Des hommes et des femmes débarquent dans ce qui ressemble à un grand hôtel. Mais ils ne sont pas là pour des vacances : ils sont morts et viennent d’arriver en enfer. Trois d’entre eux sont placés dans une grande pièce où ils réalisent qu’ils vont devoir vivre ensemble pour toujours.

Il y a Garcin (Franck Villard), un homme de lettres, Inès (Arletty), une employée des Postes, et Estelle (Gaby Sylvia), une mondaine qui fait son entrée en robe de soirée. Tous sont surpris de cet enfer qui se matérialise devant eux et qui ne ressemble pas du tout à ce qu’ils imaginaient. Pas de torture physique, de flammes, de bourreau. Juste un temps infini, l’extérieur qui n’existe plus, la faim coupée, le sommeil disparu. C’est déjà beaucoup, surtout quand on est contraint de rester avec deux inconnus jusqu’à la fin des temps.
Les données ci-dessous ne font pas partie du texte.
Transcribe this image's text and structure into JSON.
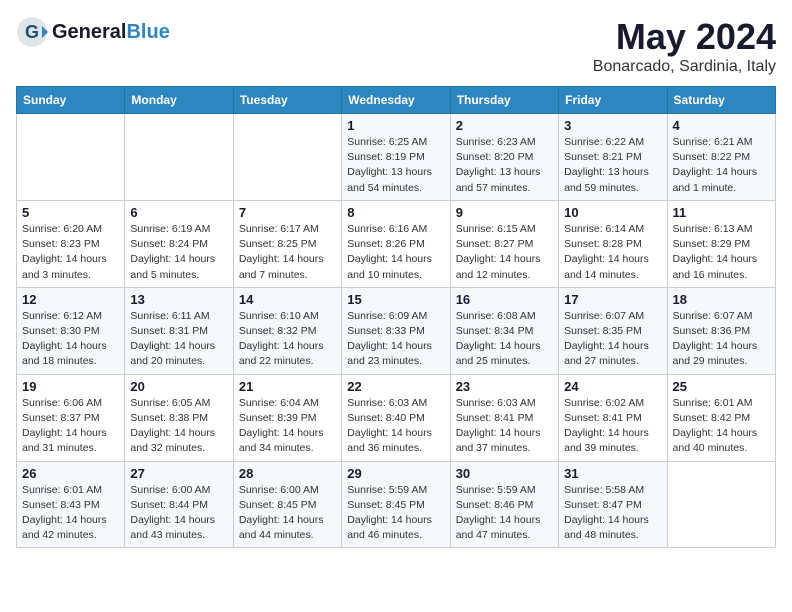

Très vite, les tensions abondent. Chacun est curieux de savoir ce que les autres ont fait pour finir par être damnés. Les mensonges ne tiendront pas longtemps alors que se retrouve projetée sur une fenêtre la vie des proches des défunts, qui continuent à vivre et affrontent l’épreuve du deuil. Ces visions se révèlent vite douloureuses car elles dévoilent à la fois les secrets des protagonistes mais pose surtout le constat bien triste qu’une fois mort on peut être si vite oublié.

Aux douleurs du passé s’ajoute la tension du présent entre les 3 morts bloqués ensemble. Inès, lesbienne, désire instantanément Estelle. Mais cette dernière préfère se jeter dans les bras de Garcin. Un triangle littéralement infernal se met en place …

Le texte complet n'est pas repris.